ECLI:NL:RBDHA:2021:6386

Rechtbank Den Haag

Datum uitspraak
29 juni 2021
Publicatiedatum
22 juni 2021
Zaaknummer
AWB - 20 _ 623
Instantie
Rechtbank Den Haag
Type
Uitspraak
Procedures
  • Eerste aanleg - enkelvoudig
Rechters
Vindplaatsen
  • Rechtspraak.nl
AI samenvatting door LexboostAutomatisch gegenereerd

Beroep tegen afwijzing vergoeding verhuiskosten door minister van Defensie

In deze zaak heeft de rechtbank Den Haag op 29 juni 2021 uitspraak gedaan in een geschil tussen een eiser, werkzaam als luchtverkeersleider bij Defensie, en de minister van Defensie.

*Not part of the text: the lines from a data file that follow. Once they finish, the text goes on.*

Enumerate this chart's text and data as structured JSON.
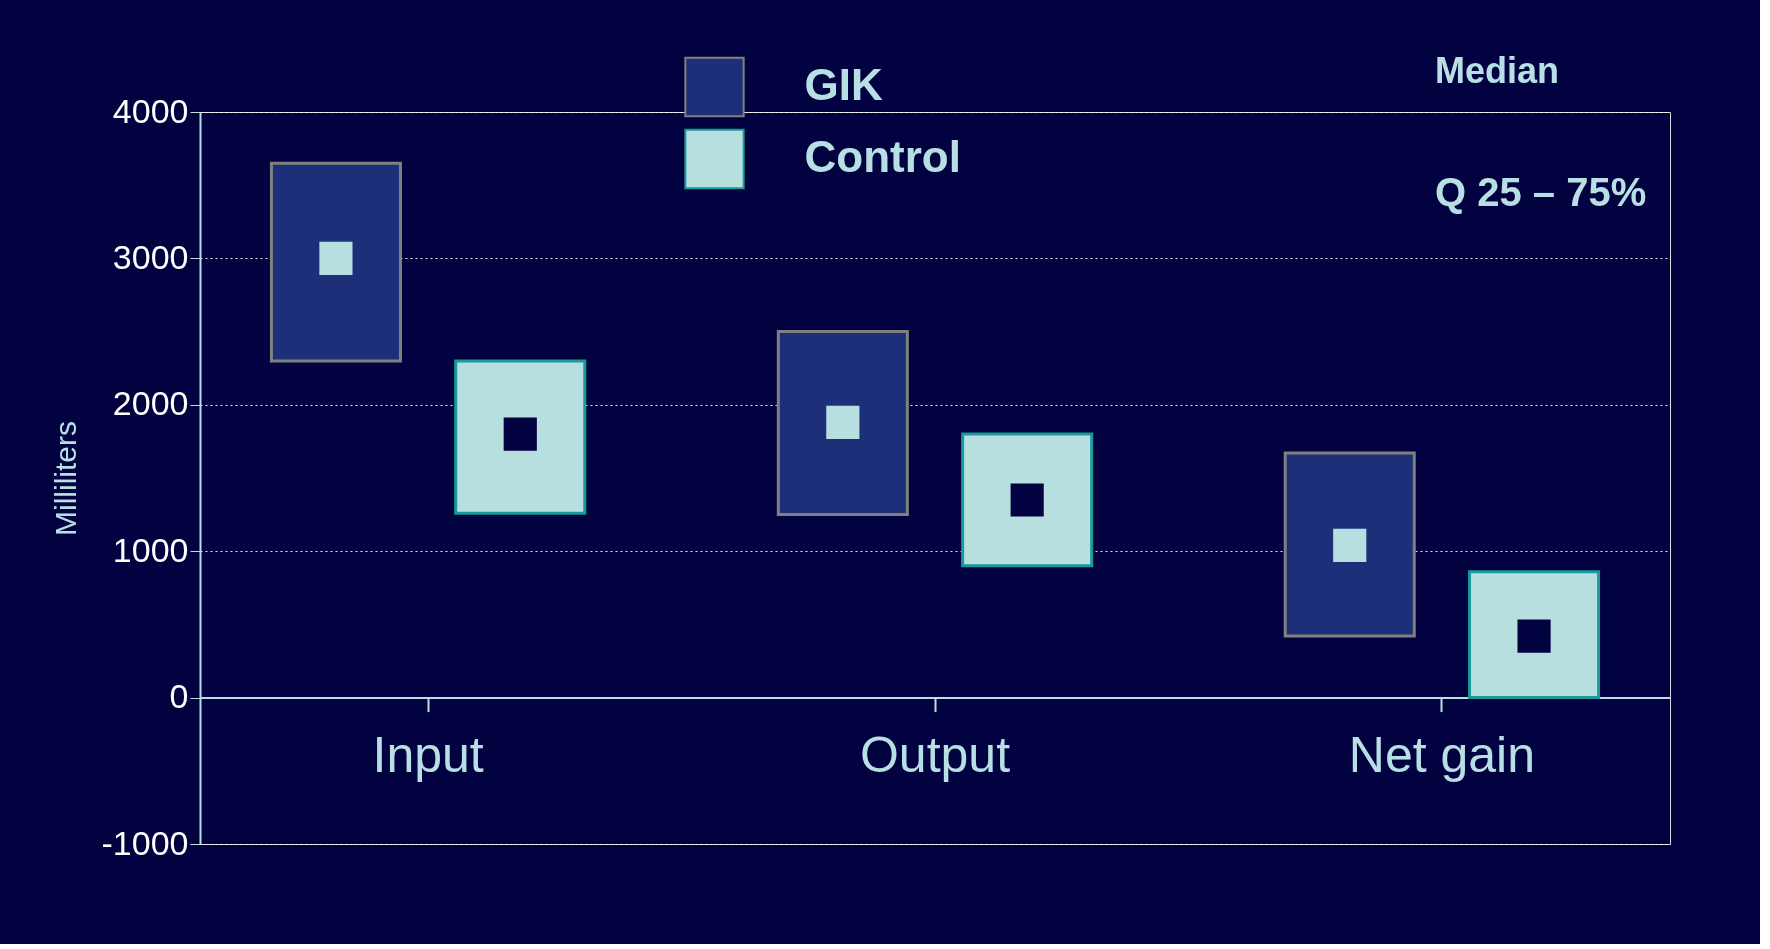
{
  "chart_data": {
    "type": "box",
    "ylabel": "Milliliters",
    "categories": [
      "Input",
      "Output",
      "Net gain"
    ],
    "series": [
      {
        "name": "GIK",
        "color": "#1e2f7a",
        "boxes": [
          {
            "low": 2300,
            "q1": 2300,
            "median": 3000,
            "q3": 3650,
            "high": 3650
          },
          {
            "low": 1250,
            "q1": 1250,
            "median": 1880,
            "q3": 2500,
            "high": 2500
          },
          {
            "low": 420,
            "q1": 420,
            "median": 1040,
            "q3": 1670,
            "high": 1670
          }
        ]
      },
      {
        "name": "Control",
        "color": "#b8dfe0",
        "boxes": [
          {
            "low": 1260,
            "q1": 1260,
            "median": 1800,
            "q3": 2300,
            "high": 2300
          },
          {
            "low": 900,
            "q1": 900,
            "median": 1350,
            "q3": 1800,
            "high": 1800
          },
          {
            "low": 0,
            "q1": 0,
            "median": 420,
            "q3": 860,
            "high": 860
          }
        ]
      }
    ],
    "ylim": [
      -1000,
      4000
    ],
    "yticks": [
      -1000,
      0,
      1000,
      2000,
      3000,
      4000
    ],
    "grid": "y",
    "legend": "top",
    "annotations": [
      "Median",
      "Q 25 – 75%"
    ]
  }
}
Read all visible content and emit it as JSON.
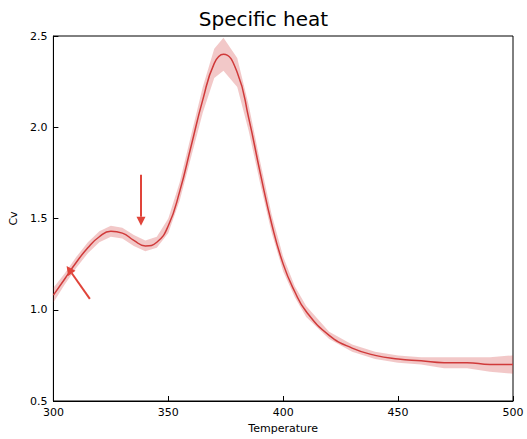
{
  "chart_data": {
    "type": "line",
    "title": "Specific heat",
    "x_label": "Temperature",
    "y_label": "Cv",
    "x": [
      300,
      305,
      310,
      315,
      320,
      325,
      330,
      335,
      340,
      345,
      350,
      355,
      360,
      365,
      370,
      374,
      380,
      385,
      390,
      395,
      400,
      405,
      410,
      420,
      430,
      440,
      450,
      460,
      470,
      480,
      490,
      500
    ],
    "values": [
      1.08,
      1.17,
      1.26,
      1.34,
      1.4,
      1.43,
      1.42,
      1.38,
      1.35,
      1.37,
      1.46,
      1.65,
      1.9,
      2.15,
      2.35,
      2.4,
      2.3,
      2.05,
      1.75,
      1.47,
      1.25,
      1.1,
      0.99,
      0.86,
      0.79,
      0.75,
      0.73,
      0.72,
      0.71,
      0.71,
      0.7,
      0.7
    ],
    "lower": [
      1.04,
      1.14,
      1.23,
      1.31,
      1.37,
      1.4,
      1.39,
      1.35,
      1.32,
      1.34,
      1.42,
      1.6,
      1.84,
      2.08,
      2.27,
      2.31,
      2.22,
      1.98,
      1.69,
      1.42,
      1.21,
      1.07,
      0.96,
      0.84,
      0.77,
      0.73,
      0.71,
      0.7,
      0.68,
      0.68,
      0.66,
      0.65
    ],
    "upper": [
      1.12,
      1.2,
      1.29,
      1.37,
      1.43,
      1.46,
      1.45,
      1.41,
      1.38,
      1.4,
      1.5,
      1.7,
      1.96,
      2.22,
      2.43,
      2.49,
      2.38,
      2.12,
      1.81,
      1.52,
      1.29,
      1.13,
      1.02,
      0.88,
      0.81,
      0.77,
      0.75,
      0.74,
      0.74,
      0.74,
      0.74,
      0.75
    ],
    "color": "#d03a3a",
    "xlim": [
      300,
      500
    ],
    "xticks": [
      300,
      350,
      400,
      450,
      500
    ],
    "ylim": [
      0.5,
      2.5
    ],
    "yticks": [
      0.5,
      {
        "value": 1,
        "label": "1.0"
      },
      1.5,
      {
        "value": 2,
        "label": "2.0"
      },
      2.5
    ],
    "grid": false,
    "marker": "none"
  }
}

De eiser had verzocht om vergoeding van zijn verhuiskosten na een verhuizing van Arnhem naar een nieuwe woonplaats, gelegen op 33 kilometer van zijn werkplek op Schiphol. De minister heeft dit verzoek afgewezen, omdat de nieuwe woonplaats niet op de goedgekeurde lijst van vestigingsplaatsen staat die buiten de 25 kilometer van de werkplek vallen. Eiser heeft hiertegen bezwaar gemaakt, maar dit werd ongegrond verklaard in het bestreden besluit van 20 december 2019.

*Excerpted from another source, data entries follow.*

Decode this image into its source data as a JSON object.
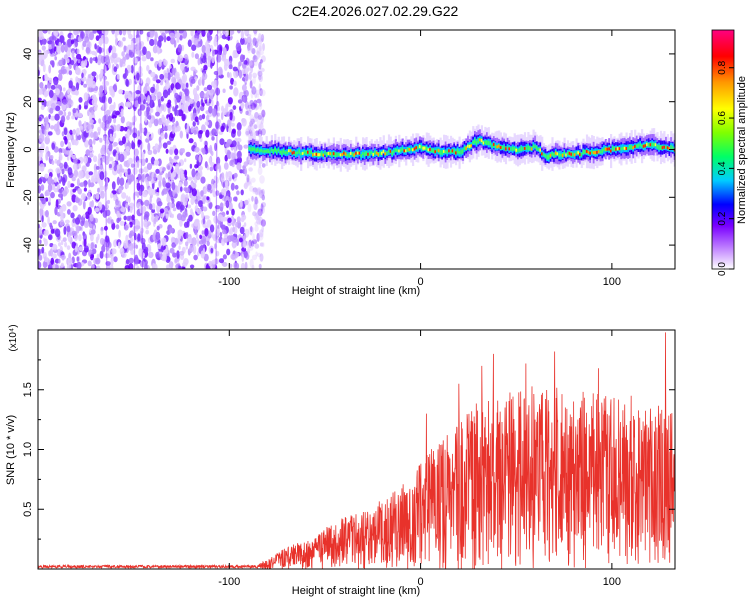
{
  "title": "C2E4.2026.027.02.29.G22",
  "chart_data": [
    {
      "type": "heatmap",
      "xlabel": "Height of straight line (km)",
      "ylabel": "Frequency (Hz)",
      "xlim": [
        -200,
        133
      ],
      "ylim": [
        -50,
        50
      ],
      "xticks": [
        -100,
        0,
        100
      ],
      "xtick_labels": [
        "-100",
        "0",
        "100"
      ],
      "yticks": [
        -40,
        -20,
        0,
        20,
        40
      ],
      "ytick_labels": [
        "-40",
        "-20",
        "0",
        "20",
        "40"
      ],
      "noise_region_km": [
        -200,
        -85
      ],
      "signal_start_km": -90,
      "center_freq_profile": {
        "x": [
          -90,
          -70,
          -50,
          -30,
          -15,
          0,
          10,
          20,
          30,
          40,
          50,
          60,
          65,
          70,
          80,
          90,
          100,
          110,
          120,
          133
        ],
        "y": [
          0,
          -1,
          -2,
          -2,
          -1,
          1,
          -1,
          -1,
          4,
          1,
          0,
          1,
          -3,
          -2,
          -2,
          -1,
          0,
          1,
          2,
          0
        ]
      },
      "colorbar": {
        "label": "Normalized spectral amplitude",
        "range": [
          0,
          0.95
        ],
        "ticks": [
          0,
          0.2,
          0.4,
          0.6,
          0.8
        ],
        "tick_labels": [
          "0.0",
          "0.2",
          "0.4",
          "0.6",
          "0.8"
        ],
        "colors": [
          "#ffffff",
          "#c58cff",
          "#7a00ff",
          "#0000ff",
          "#00ccff",
          "#00ff66",
          "#80ff00",
          "#ffff00",
          "#ff9900",
          "#ff0000",
          "#ff0080"
        ]
      }
    },
    {
      "type": "line",
      "xlabel": "Height of straight line (km)",
      "ylabel": "SNR (10 * v/v)",
      "scale_note": "(x10⁴)",
      "xlim": [
        -200,
        133
      ],
      "ylim": [
        0,
        2.0
      ],
      "xticks": [
        -100,
        0,
        100
      ],
      "xtick_labels": [
        "-100",
        "0",
        "100"
      ],
      "yticks": [
        0.5,
        1.0,
        1.5
      ],
      "ytick_labels": [
        "0.5",
        "1.0",
        "1.5"
      ],
      "color": "#e8322b",
      "envelope": {
        "x": [
          -200,
          -85,
          -75,
          -60,
          -40,
          -20,
          -5,
          0,
          10,
          20,
          30,
          40,
          50,
          60,
          70,
          80,
          90,
          100,
          110,
          120,
          130,
          133
        ],
        "y": [
          0.02,
          0.02,
          0.08,
          0.15,
          0.25,
          0.33,
          0.45,
          0.52,
          0.62,
          0.72,
          0.8,
          0.85,
          0.88,
          0.9,
          0.9,
          0.88,
          0.86,
          0.84,
          0.8,
          0.78,
          0.85,
          0.8
        ]
      },
      "peaks": [
        {
          "x": 3,
          "y": 1.3
        },
        {
          "x": 20,
          "y": 1.55
        },
        {
          "x": 32,
          "y": 1.7
        },
        {
          "x": 38,
          "y": 1.8
        },
        {
          "x": 55,
          "y": 1.72
        },
        {
          "x": 70,
          "y": 1.82
        },
        {
          "x": 93,
          "y": 1.68
        },
        {
          "x": 110,
          "y": 1.45
        },
        {
          "x": 128,
          "y": 1.98
        }
      ]
    }
  ]
}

Tijdens de zitting op 15 juni 2021, die via een skype-verbinding plaatsvond, heeft eiser zijn standpunt toegelicht, bijgestaan door zijn gemachtigde. De minister werd vertegenwoordigd door zijn gemachtigde en een luitenant-kolonel. Eiser betoogde dat de afwijzing onterecht was, omdat er volgens hem onduidelijkheid bestond over de criteria voor het opnemen van plaatsen in de bijlage van goedgekeurde vestigingsplaatsen. Hij stelde dat er woningen binnen de 25 kilometer van zijn werk beschikbaar waren en dat de Belastingdienst een andere norm hanteert voor verhuiskostenvergoedingen.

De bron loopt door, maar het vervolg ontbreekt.